A company wants to improve sales. Previous sales data indicate that the mean sale was 220 euros per transaction. After training the sales force, recent sales data were taken from a sample of 9 salesmen. The company needs to know if the training had worked.


Solution


  • Data

\[ x= \{ 203, 229, 215, 220, 223, 233, 208, 228, 209 \} \]

\[n=9; \,\,\,\, \bar{x}=218.67 ; \,\,\,\, s = 10.52.\]

  • Hypothesis

\[H_0: \mu = 220\] \[H_1: \mu \neq 220\]

  • Test statistic

\[T=\dfrac{\bar{x}-\mu}{S/\sqrt{n}} = \dfrac{218.67-220}{10.52/\sqrt{9}}= -0.38 \]

  • Decision


  • Critical Value

We would reject \(H_0\) if \(T\) were less than \(t_\alpha\) or greater than \(t_\alpha\) (determined used a \(t\)-table)

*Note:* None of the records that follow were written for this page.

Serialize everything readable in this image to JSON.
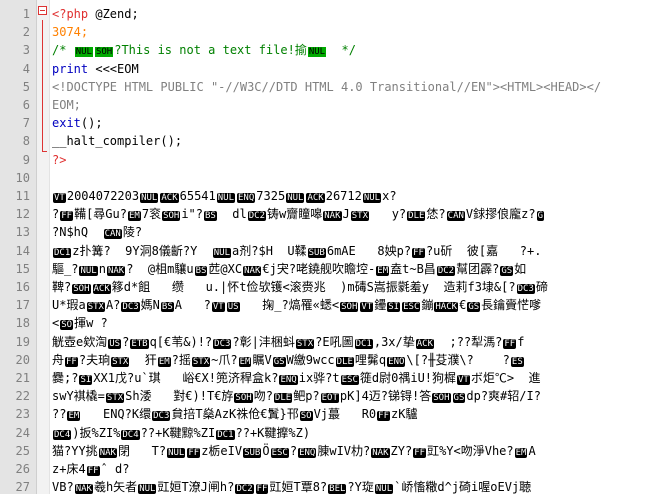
{
  "lines": [
    {
      "n": "1",
      "segs": [
        {
          "t": "<?php",
          "c": "php"
        },
        {
          "t": " @Zend;",
          "c": ""
        }
      ]
    },
    {
      "n": "2",
      "segs": [
        {
          "t": "3074;",
          "c": "num"
        }
      ]
    },
    {
      "n": "3",
      "segs": [
        {
          "t": "/* ",
          "c": "cmt"
        },
        {
          "t": "NUL",
          "c": "cg"
        },
        {
          "t": "SOH",
          "c": "cg"
        },
        {
          "t": "?This is not a text file!揄",
          "c": "cmt"
        },
        {
          "t": "NUL",
          "c": "cg"
        },
        {
          "t": "  */",
          "c": "cmt"
        }
      ]
    },
    {
      "n": "4",
      "segs": [
        {
          "t": "print",
          "c": "kw"
        },
        {
          "t": " <<<EOM",
          "c": ""
        }
      ]
    },
    {
      "n": "5",
      "segs": [
        {
          "t": "<!DOCTYPE HTML PUBLIC \"-//W3C//DTD HTML 4.0 Transitional//EN\"><HTML><HEAD></",
          "c": "hd"
        }
      ]
    },
    {
      "n": "6",
      "segs": [
        {
          "t": "EOM;",
          "c": "hd"
        }
      ]
    },
    {
      "n": "7",
      "segs": [
        {
          "t": "exit",
          "c": "kw"
        },
        {
          "t": "();",
          "c": ""
        }
      ]
    },
    {
      "n": "8",
      "segs": [
        {
          "t": "__halt_compiler",
          "c": ""
        },
        {
          "t": "();",
          "c": ""
        }
      ]
    },
    {
      "n": "9",
      "segs": [
        {
          "t": "?>",
          "c": "php"
        }
      ]
    },
    {
      "n": "10",
      "segs": []
    },
    {
      "n": "11",
      "segs": [
        {
          "t": "VT",
          "c": "cc"
        },
        {
          "t": "2004072203",
          "c": ""
        },
        {
          "t": "NUL",
          "c": "cc"
        },
        {
          "t": "ACK",
          "c": "cc"
        },
        {
          "t": "65541",
          "c": ""
        },
        {
          "t": "NUL",
          "c": "cc"
        },
        {
          "t": "ENQ",
          "c": "cc"
        },
        {
          "t": "7325",
          "c": ""
        },
        {
          "t": "NUL",
          "c": "cc"
        },
        {
          "t": "ACK",
          "c": "cc"
        },
        {
          "t": "26712",
          "c": ""
        },
        {
          "t": "NUL",
          "c": "cc"
        },
        {
          "t": "x?",
          "c": ""
        }
      ]
    },
    {
      "n": "12",
      "segs": [
        {
          "t": "?",
          "c": ""
        },
        {
          "t": "FF",
          "c": "cc"
        },
        {
          "t": "鞴[尋Gu?",
          "c": ""
        },
        {
          "t": "EM",
          "c": "cc"
        },
        {
          "t": "7衮",
          "c": ""
        },
        {
          "t": "SOH",
          "c": "cc"
        },
        {
          "t": "i\"?",
          "c": ""
        },
        {
          "t": "BS",
          "c": "cc"
        },
        {
          "t": "  dl",
          "c": ""
        },
        {
          "t": "DC2",
          "c": "cc"
        },
        {
          "t": "铸w齎瞳嗥",
          "c": ""
        },
        {
          "t": "NAK",
          "c": "cc"
        },
        {
          "t": "J",
          "c": ""
        },
        {
          "t": "STX",
          "c": "cc"
        },
        {
          "t": "   y?",
          "c": ""
        },
        {
          "t": "DLE",
          "c": "cc"
        },
        {
          "t": "恷?",
          "c": ""
        },
        {
          "t": "CAN",
          "c": "cc"
        },
        {
          "t": "V銶摎俍龐z?",
          "c": ""
        },
        {
          "t": "G",
          "c": "cc"
        }
      ]
    },
    {
      "n": "13",
      "segs": [
        {
          "t": "?N$hQ  ",
          "c": ""
        },
        {
          "t": "CAN",
          "c": "cc"
        },
        {
          "t": "陵?",
          "c": ""
        }
      ]
    },
    {
      "n": "14",
      "segs": [
        {
          "t": "DC1",
          "c": "cc"
        },
        {
          "t": "z扑篝?  9Y洞8儀齗?Y  ",
          "c": ""
        },
        {
          "t": "NUL",
          "c": "cc"
        },
        {
          "t": "a剂?$H  U鞣",
          "c": ""
        },
        {
          "t": "SUB",
          "c": "cc"
        },
        {
          "t": "6mAE   8姎p?",
          "c": ""
        },
        {
          "t": "FF",
          "c": "cc"
        },
        {
          "t": "?u斫  彼[嘉   ?+.",
          "c": ""
        }
      ]
    },
    {
      "n": "15",
      "segs": [
        {
          "t": "驅_?",
          "c": ""
        },
        {
          "t": "NUL",
          "c": "cc"
        },
        {
          "t": "n",
          "c": ""
        },
        {
          "t": "NAK",
          "c": "cc"
        },
        {
          "t": "?  @柤m驤u",
          "c": ""
        },
        {
          "t": "BS",
          "c": "cc"
        },
        {
          "t": "苉@XC",
          "c": ""
        },
        {
          "t": "NAK",
          "c": "cc"
        },
        {
          "t": "€j宊?咾鐃舰吹瞻埪-",
          "c": ""
        },
        {
          "t": "EM",
          "c": "cc"
        },
        {
          "t": "盍t~B昌",
          "c": ""
        },
        {
          "t": "DC2",
          "c": "cc"
        },
        {
          "t": "幫团霹?",
          "c": ""
        },
        {
          "t": "GS",
          "c": "cc"
        },
        {
          "t": "如",
          "c": ""
        }
      ]
    },
    {
      "n": "16",
      "segs": [
        {
          "t": "鞞?",
          "c": ""
        },
        {
          "t": "SOH",
          "c": "cc"
        },
        {
          "t": "",
          "c": ""
        },
        {
          "t": "ACK",
          "c": "cc"
        },
        {
          "t": "簃d*飷   缵   u.|怀t俭欤镬<滚赍兆  )m碡S嵩振氋羞y  造莉f3埭&[?",
          "c": ""
        },
        {
          "t": "DC3",
          "c": "cc"
        },
        {
          "t": "碲",
          "c": ""
        }
      ]
    },
    {
      "n": "17",
      "segs": [
        {
          "t": "U*瑕a",
          "c": ""
        },
        {
          "t": "STX",
          "c": "cc"
        },
        {
          "t": "A?",
          "c": ""
        },
        {
          "t": "DC3",
          "c": "cc"
        },
        {
          "t": "媽N",
          "c": ""
        },
        {
          "t": "BS",
          "c": "cc"
        },
        {
          "t": "A   ?",
          "c": ""
        },
        {
          "t": "VT",
          "c": "cc"
        },
        {
          "t": "",
          "c": ""
        },
        {
          "t": "US",
          "c": "cc"
        },
        {
          "t": "   掬_?熇罹«蟋<",
          "c": ""
        },
        {
          "t": "SOH",
          "c": "cc"
        },
        {
          "t": "",
          "c": ""
        },
        {
          "t": "VT",
          "c": "cc"
        },
        {
          "t": "鑸",
          "c": ""
        },
        {
          "t": "SI",
          "c": "cc"
        },
        {
          "t": "",
          "c": ""
        },
        {
          "t": "ESC",
          "c": "cc"
        },
        {
          "t": "鏰",
          "c": ""
        },
        {
          "t": "HACK",
          "c": "cc"
        },
        {
          "t": "€",
          "c": ""
        },
        {
          "t": "GS",
          "c": "cc"
        },
        {
          "t": "長鑰賫恾嗲",
          "c": ""
        }
      ]
    },
    {
      "n": "18",
      "segs": [
        {
          "t": "<",
          "c": ""
        },
        {
          "t": "SO",
          "c": "cc"
        },
        {
          "t": "揮w ?",
          "c": ""
        }
      ]
    },
    {
      "n": "19",
      "segs": [
        {
          "t": "觥壺e欸渹",
          "c": ""
        },
        {
          "t": "US",
          "c": "cc"
        },
        {
          "t": "?",
          "c": ""
        },
        {
          "t": "ETB",
          "c": "cc"
        },
        {
          "t": "q[€苇&)!?",
          "c": ""
        },
        {
          "t": "DC3",
          "c": "cc"
        },
        {
          "t": "?彰|沣梱蚪",
          "c": ""
        },
        {
          "t": "STX",
          "c": "cc"
        },
        {
          "t": "?E吼圖",
          "c": ""
        },
        {
          "t": "DC1",
          "c": "cc"
        },
        {
          "t": ",3x/挚",
          "c": ""
        },
        {
          "t": "ACK",
          "c": "cc"
        },
        {
          "t": "  ;??犁溤?",
          "c": ""
        },
        {
          "t": "FF",
          "c": "cc"
        },
        {
          "t": "f",
          "c": ""
        }
      ]
    },
    {
      "n": "20",
      "segs": [
        {
          "t": "舟",
          "c": ""
        },
        {
          "t": "FF",
          "c": "cc"
        },
        {
          "t": "?夫珦",
          "c": ""
        },
        {
          "t": "STX",
          "c": "cc"
        },
        {
          "t": "  犴",
          "c": ""
        },
        {
          "t": "EM",
          "c": "cc"
        },
        {
          "t": "?摇",
          "c": ""
        },
        {
          "t": "STX",
          "c": "cc"
        },
        {
          "t": "~爪?",
          "c": ""
        },
        {
          "t": "EM",
          "c": "cc"
        },
        {
          "t": "瞩V",
          "c": ""
        },
        {
          "t": "GS",
          "c": "cc"
        },
        {
          "t": "W繳9wcc",
          "c": ""
        },
        {
          "t": "DLE",
          "c": "cc"
        },
        {
          "t": "哩髴q",
          "c": ""
        },
        {
          "t": "ENO",
          "c": "cc"
        },
        {
          "t": "\\[?╫芟濮\\?    ?",
          "c": ""
        },
        {
          "t": "ES",
          "c": "cc"
        }
      ]
    },
    {
      "n": "21",
      "segs": [
        {
          "t": "爨;?",
          "c": ""
        },
        {
          "t": "SI",
          "c": "cc"
        },
        {
          "t": "XX1戊?u`琪   峪€X!篼济稈盒k?",
          "c": ""
        },
        {
          "t": "ENQ",
          "c": "cc"
        },
        {
          "t": "ix骅?t",
          "c": ""
        },
        {
          "t": "ESC",
          "c": "cc"
        },
        {
          "t": "簁d尉0禑iU!狗樨",
          "c": ""
        },
        {
          "t": "VT",
          "c": "cc"
        },
        {
          "t": "ボ炬℃>  進",
          "c": ""
        }
      ]
    },
    {
      "n": "22",
      "segs": [
        {
          "t": "swY褀橇=",
          "c": ""
        },
        {
          "t": "STX",
          "c": "cc"
        },
        {
          "t": "Sh涹   對€)!T€斿",
          "c": ""
        },
        {
          "t": "SOH",
          "c": "cc"
        },
        {
          "t": "吻?",
          "c": ""
        },
        {
          "t": "DLE",
          "c": "cc"
        },
        {
          "t": "鲃p?",
          "c": ""
        },
        {
          "t": "EOT",
          "c": "cc"
        },
        {
          "t": "pK]4迈?锑锝!答",
          "c": ""
        },
        {
          "t": "SOH",
          "c": "cc"
        },
        {
          "t": "",
          "c": ""
        },
        {
          "t": "GS",
          "c": "cc"
        },
        {
          "t": "dp?爽#轺/I?",
          "c": ""
        }
      ]
    },
    {
      "n": "23",
      "segs": [
        {
          "t": "??",
          "c": ""
        },
        {
          "t": "EM",
          "c": "cc"
        },
        {
          "t": "   ENQ?K缳",
          "c": ""
        },
        {
          "t": "DC3",
          "c": "cc"
        },
        {
          "t": "貟掊T燊AzK祩伧€鬒}邗",
          "c": ""
        },
        {
          "t": "SO",
          "c": "cc"
        },
        {
          "t": "Vj蕞   R0",
          "c": ""
        },
        {
          "t": "FF",
          "c": "cc"
        },
        {
          "t": "zK驢",
          "c": ""
        }
      ]
    },
    {
      "n": "24",
      "segs": [
        {
          "t": "DC4",
          "c": "cc"
        },
        {
          "t": ")扳%ZI%",
          "c": ""
        },
        {
          "t": "DC4",
          "c": "cc"
        },
        {
          "t": "??+K鞬黥%ZI",
          "c": ""
        },
        {
          "t": "DC1",
          "c": "cc"
        },
        {
          "t": "??+K鞬擵%Z)",
          "c": ""
        }
      ]
    },
    {
      "n": "25",
      "segs": [
        {
          "t": "猫?YY挑",
          "c": ""
        },
        {
          "t": "NAK",
          "c": "cc"
        },
        {
          "t": "閉   T?",
          "c": ""
        },
        {
          "t": "NUL",
          "c": "cc"
        },
        {
          "t": "",
          "c": ""
        },
        {
          "t": "FF",
          "c": "cc"
        },
        {
          "t": "z栃eIV",
          "c": ""
        },
        {
          "t": "SUB",
          "c": "cc"
        },
        {
          "t": "Ö",
          "c": ""
        },
        {
          "t": "ESC",
          "c": "cc"
        },
        {
          "t": "?",
          "c": ""
        },
        {
          "t": "ENQ",
          "c": "cc"
        },
        {
          "t": "腖wIV朸?",
          "c": ""
        },
        {
          "t": "NAK",
          "c": "cc"
        },
        {
          "t": "ZY?",
          "c": ""
        },
        {
          "t": "FF",
          "c": "cc"
        },
        {
          "t": "豇%Y<吻淨Vhe?",
          "c": ""
        },
        {
          "t": "EM",
          "c": "cc"
        },
        {
          "t": "A",
          "c": ""
        }
      ]
    },
    {
      "n": "26",
      "segs": [
        {
          "t": "z+床4",
          "c": ""
        },
        {
          "t": "FF",
          "c": "cc"
        },
        {
          "t": "ˆ d?",
          "c": ""
        }
      ]
    },
    {
      "n": "27",
      "segs": [
        {
          "t": "VB?",
          "c": ""
        },
        {
          "t": "NAK",
          "c": "cc"
        },
        {
          "t": "羲h矢者",
          "c": ""
        },
        {
          "t": "NUL",
          "c": "cc"
        },
        {
          "t": "豇姮T潦J闸h?",
          "c": ""
        },
        {
          "t": "DC2",
          "c": "cc"
        },
        {
          "t": "",
          "c": ""
        },
        {
          "t": "FF",
          "c": "cc"
        },
        {
          "t": "豇姮T覃8?",
          "c": ""
        },
        {
          "t": "BEL",
          "c": "cc"
        },
        {
          "t": "?Y琁",
          "c": ""
        },
        {
          "t": "NUL",
          "c": "cc"
        },
        {
          "t": "`峤慉糤d^j碕i喔oEVj聴",
          "c": ""
        }
      ]
    }
  ]
}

\[\alpha = 0.05; \,\, df = 8\]


The test statistic \(T= \pm 0.38\) is not less than \(t_\alpha= - 2.31\) nor greater than \(t_\alpha= \pm 2.31\). Then, we fail to reject the null hypothesis. That is, the test statistic does not fall in the critical region.
  • p-value

We would determine the area under a \(t_{df}\) curve, to the right of \(T\) and to the left of \(-T\)

\[T = \pm 0.38; \,\, df = 8\]


The \(p\)-value of the test is 0.71, which is greater than the significance level \(\alpha = 0.05\). Then, we fail to reject the null hypothesis. The conclusion is the same regardless of the approach use.


  • Interpretation

There is insufficient evidence, at the \(\alpha= 0.05\) level, to conclude that the mean sale is not different from 220 euros (per transaction).


  • Reporting

A one-sample t-test was computed to determine whether the mean sales was different to the population normal mean sales (220).


Your turn

  • The company thinks that there is a difference (that the mean sales increased after the training). Test this hypothesis.